Opinion
KA 01-00739
June 14, 2002.
Appeal from a judgment of Supreme Court, Onondaga County (Brunetti, J.), entered October 4, 2000, convicting defendant after a jury trial of robbery in the second degree.
FRANK H. HISCOCK LEGAL AID SOCIETY, SYRACUSE (ROBERT P. RICKERT OF COUNSEL), FOR DEFENDANT-APPELLANT.
WILLIAM J. FITZPATRICK, DISTRICT ATTORNEY, SYRACUSE (VICTORIA M. ANTHONY OF COUNSEL), FOR PLAINTIFF-RESPONDENT.
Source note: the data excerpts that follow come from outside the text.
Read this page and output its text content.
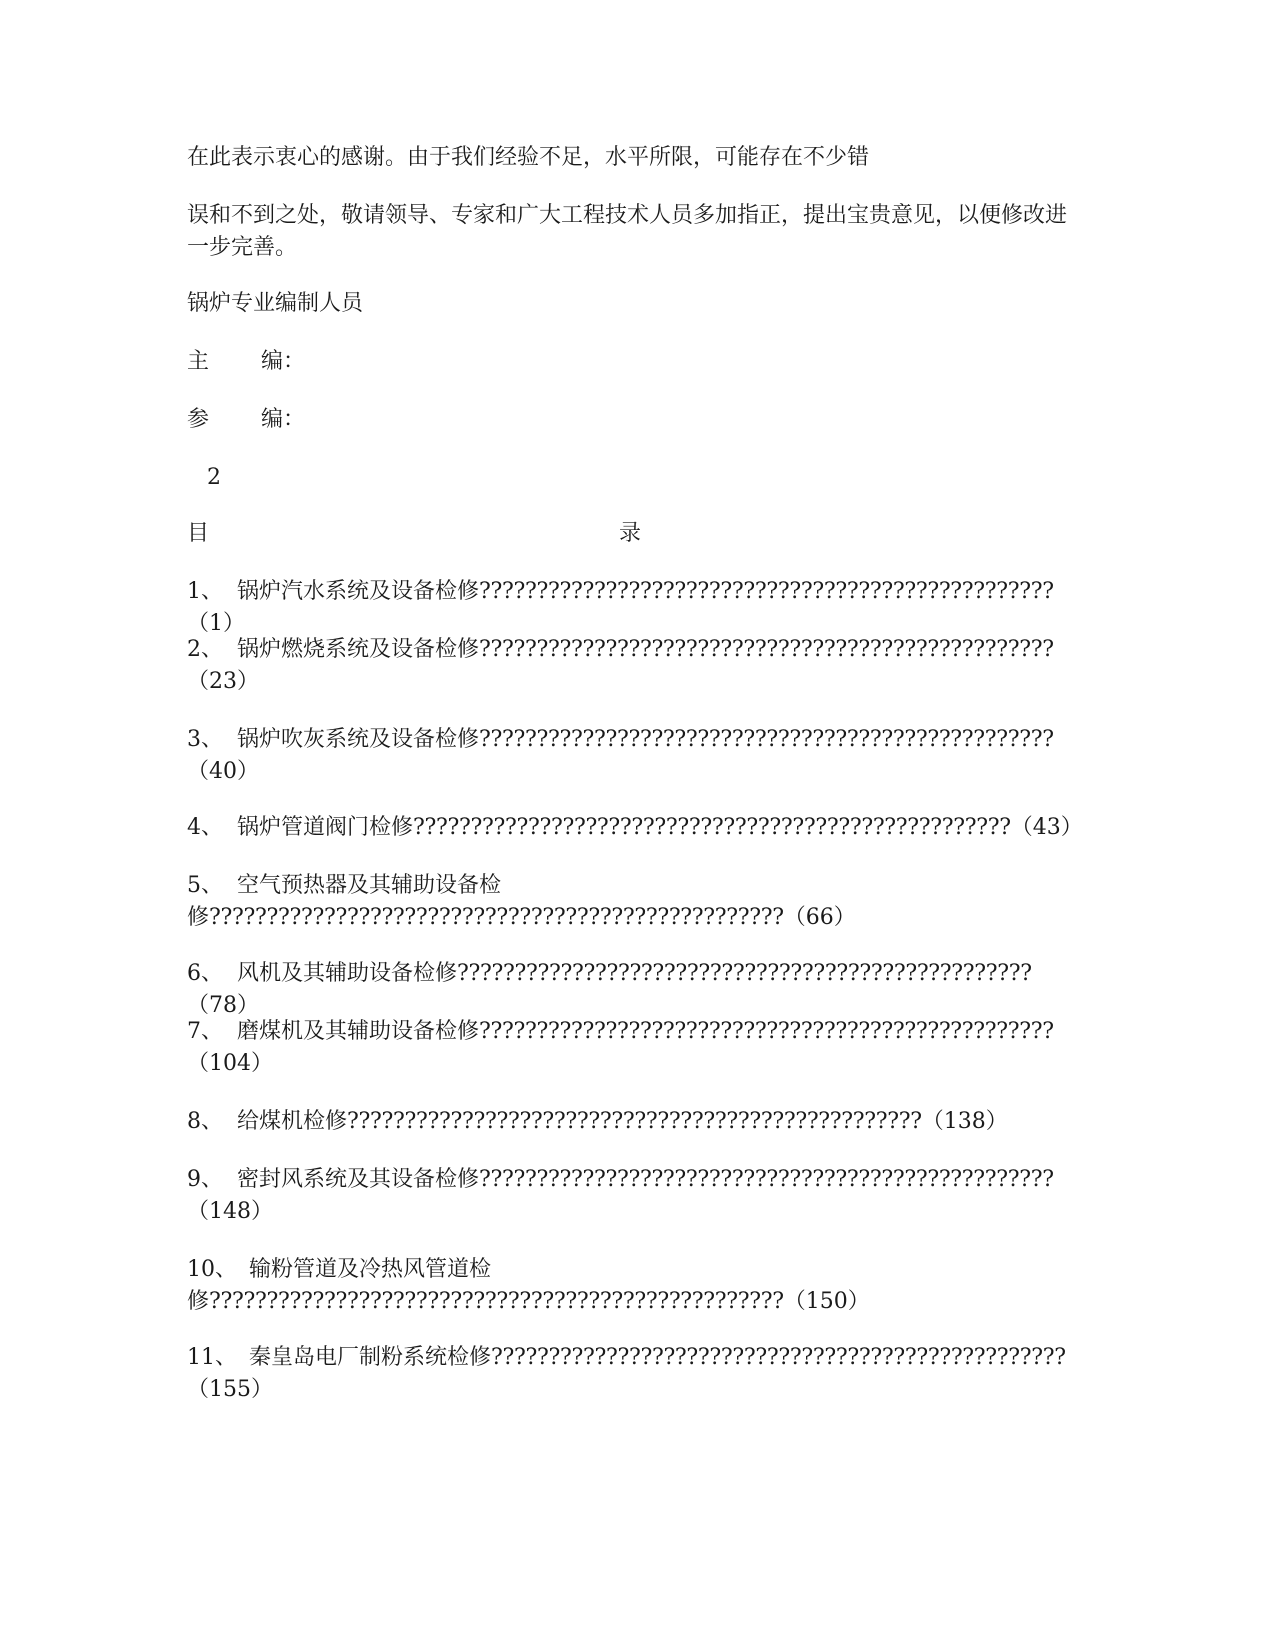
在此表示衷心的感谢。由于我们经验不足，水平所限，可能存在不少错
误和不到之处，敬请领导、专家和广大工程技术人员多加指正，提出宝贵意见，以便修改进一步完善。
锅炉专业编制人员
主 编：
参 编：
2
目	录
1、 锅炉汽水系统及设备检修??????????????????????????????????????????????????（1）
2、 锅炉燃烧系统及设备检修??????????????????????????????????????????????????（23）
3、 锅炉吹灰系统及设备检修??????????????????????????????????????????????????（40）
4、 锅炉管道阀门检修????????????????????????????????????????????????????（43）
5、 空气预热器及其辅助设备检修??????????????????????????????????????????????????（66）
6、 风机及其辅助设备检修??????????????????????????????????????????????????（78）
7、 磨煤机及其辅助设备检修??????????????????????????????????????????????????（104）
8、 给煤机检修??????????????????????????????????????????????????（138）
9、 密封风系统及其设备检修??????????????????????????????????????????????????（148）
10、 输粉管道及冷热风管道检修??????????????????????????????????????????????????（150）
11、 秦皇岛电厂制粉系统检修??????????????????????????????????????????????????（155）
PRESENT: PIGOTT, JR., P.J., HAYES, KEHOE, GORSKI, AND LAWTON, JJ.
MEMORANDUM AND ORDER
It is hereby ORDERED that the judgment so appealed from be and the same hereby is unanimously affirmed.
Memorandum:
Defendant appeals from a judgment convicting him of robbery in the second degree (Penal Law § 160.10) following a joint trial with two codefendants. We reject defendant's contentions that the conviction is not supported by legally sufficient evidence and that the verdict is against the weight of the evidence ( see People v. Camacho, 288 A.D.2d 947, lv denied 97 N.Y.2d 702). We reject defendant's further contention that Supreme Court erred in its supplemental charge on asportation. As we concluded in the prior appeal of a codefendant, the court "properly instructed the jury that the movement of the property by the owner from his physical possession as a result of threats by defendants may constitute the degree of movement required by law" ( id. at 948; see also People v. James, 981 P.2d 637, 641 [Colo], cert denied 1999 Colo LEXIS 707 [Sup Ct, July 26, 1999]; Wright v. State, 487 So.2d 1176, 1178 [Fla]; Johnson v. State, 432 So.2d 758, 759 [Fla]; People v. Price, 25 Cal.App.3d 576, 579; People v. Martinez, 274 Cal.App.2d 170, 174). Finally, the court did not err in admitting evidence of uncharged crimes because the evidence was necessary "to complete the narrative of events to assist the jury in its comprehension of the crime" ( People v. Hamid, 209 A.D.2d 716, 717, lv denied 87 N.Y.2d 973; see People v. Zanghi, 256 A.D.2d 1120, 1121, lv denied 93 N.Y.2d 881). In any event, the court's limiting instructions to the jury eliminated any prejudice to defendant ( see People v. Glass, 259 A.D.2d 989, lv denied 93 N.Y.2d 924).